In the case of bicycles, a bike store is not going to invest in inventory that does not have a proven track record of sales. So the store may display the bicycle for a vendor in their retail space without actually paying for it. This example is really just consignment by itself.

How are medical implants and devices different? Bread is quite bulky and very inexpensive, and bicycles are very expensive and extremely awkward. Ranging from $3,000-$30,000, medical implants and devices like stents, mesh, or defibrillators have a great range of sizes and values. Most of it though is quite small. Products could be moved from hospital to hospital very easily if there are not strong inventory management policies and vendor auditing in place.

Consignment Gone Wrong
Inventory management is already a pain in the butt with the sheer number of SKUs, surgeon preferences, irregular usage patterns, etc. Add to that a completely separate process for tracking vendor managed consignment, and you have the makings of even more murkiness in the supply chain.

Let’s walk through a worst-case scenario.
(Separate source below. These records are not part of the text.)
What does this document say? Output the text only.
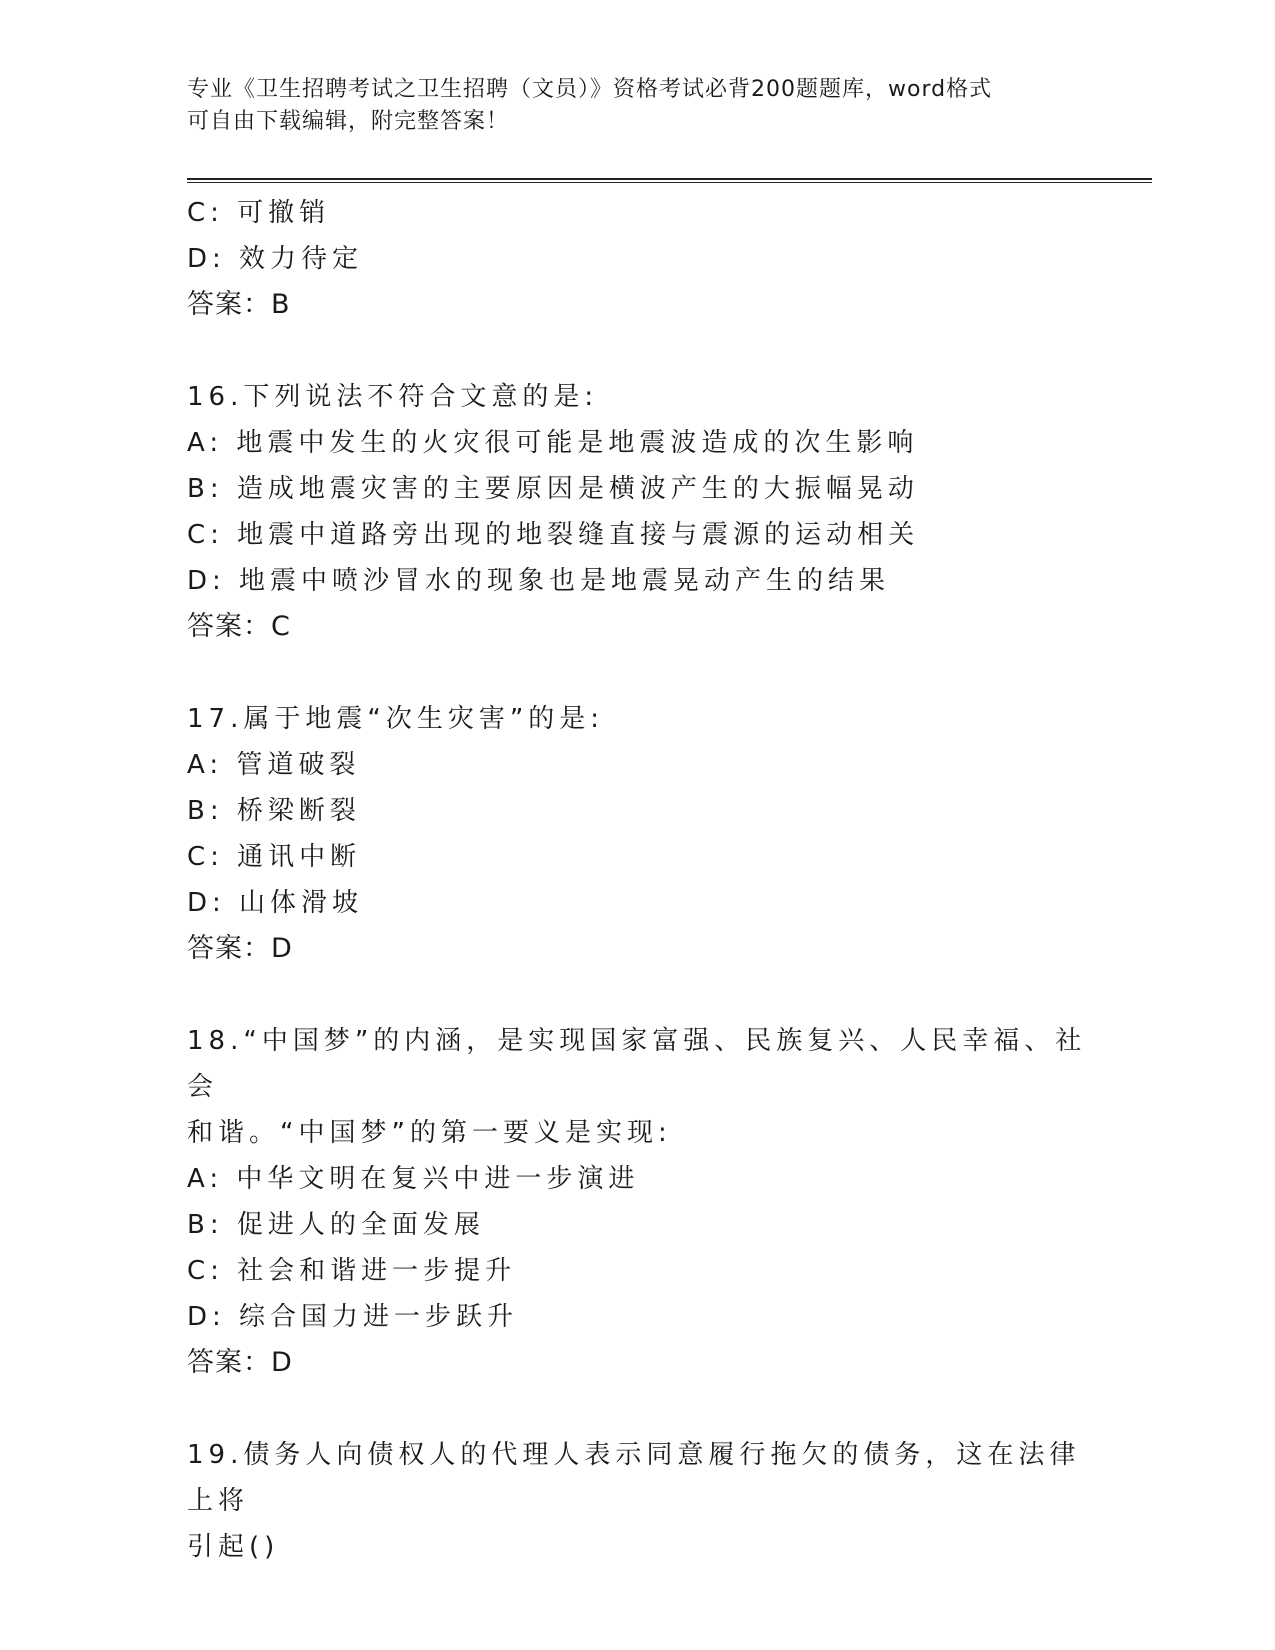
专业《卫生招聘考试之卫生招聘（文员）》资格考试必背200题题库，word格式
可自由下载编辑，附完整答案！
C: 可撤销
D: 效力待定
答案：B
16.下列说法不符合文意的是:
A: 地震中发生的火灾很可能是地震波造成的次生影响
B: 造成地震灾害的主要原因是横波产生的大振幅晃动
C: 地震中道路旁出现的地裂缝直接与震源的运动相关
D: 地震中喷沙冒水的现象也是地震晃动产生的结果
答案：C
17.属于地震“次生灾害”的是:
A: 管道破裂
B: 桥梁断裂
C: 通讯中断
D: 山体滑坡
答案：D
18.“中国梦”的内涵，是实现国家富强、民族复兴、人民幸福、社会
和谐。“中国梦”的第一要义是实现:
A: 中华文明在复兴中进一步演进
B: 促进人的全面发展
C: 社会和谐进一步提升
D: 综合国力进一步跃升
答案：D
19.债务人向债权人的代理人表示同意履行拖欠的债务，这在法律上将
引起()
You have a vendor rep that regularly restocks items in Cath Lab. Often this product will coexist with the same product that has already been purchased by the hospital. Why would the hospital have the same product for both owned and consigned inventory? Because somebody in purchasing got hit up with a sweet end of quarter deal on catheters and bought them in bulk. Now maybe only the coordinator in charge of the Cath Lab knows what is consigned and not consigned. If this employee leaves or gets hit by a bus, there are potentially tens of thousands of dollars of losses in not being able to identify consigned versus not consigned items during procedure.

You also have a team executing periodic inventory in the Cath Lab, but the vendor rep is keeping track of consignment on a separate Excel spreadsheet. If the team doing the periodic inventory does not know the difference between the owned and consignment items, they can very easily overstate the value of your inventory. Obviously having separate processes for owned and consigned inventory could lead to inconsistencies which ultimately cause discrepancies in inventory valuations.

Let’s go back to the Excel spreadsheet used by the vendor. The rep uses that same spreadsheet to create invoices. The hospital in most cases never sees the rep’s inventory count except when the hospital sends a request to the rep to get the inventory on-hand. Now here is the problem of incentives. The hospital got a sweet deal on the catheters. You would like to burn down that inventory before it is expired or becomes obsolete. The rep wants the hospital to use his catheters, resulting in commissions for him. If he is being asked what the inventory count is, what is to stop him from shorting the count? People are human, and this type of scenario is one that could lead to the fraud cases everyone is seeing.


What Can You Do?
There are a lot of obvious steps that we can take to fix this problem; however, this problem is a direct result of the minor details that are often overlooked.

First, hospitals need to take control of the relationship with the vendors. Too often hospitals work from consignment contracts that are provided by the vendor. The hospital should institute standard consignment policies and contracts to govern their relationships. These contracts should be easily accessible by all parties within the hospital supply chain.

Second, hospitals should be implementing their standard inventory management policies with the vendor. The vendor should be subject to audits and required to utilize the hospital’s inventory management technology.

Third, all consignment items should be part of the item master within the financial system so that it can be reconciled against invoices provided by the vendor.

Finally, because the margins on these products are so high (up to 90%), hospitals should be putting more pressure on vendors to have a distribution system that more closely resembles just-in-time practices.


You Have Been Warned
Consignment and vendor managed inventory practices need to be transparent to realize the cost savings benefits you would hope to get from using the practices. Otherwise, you leave yourself open to potential fraud and abuse which will absolutely negate all the savings you believed you were receiving.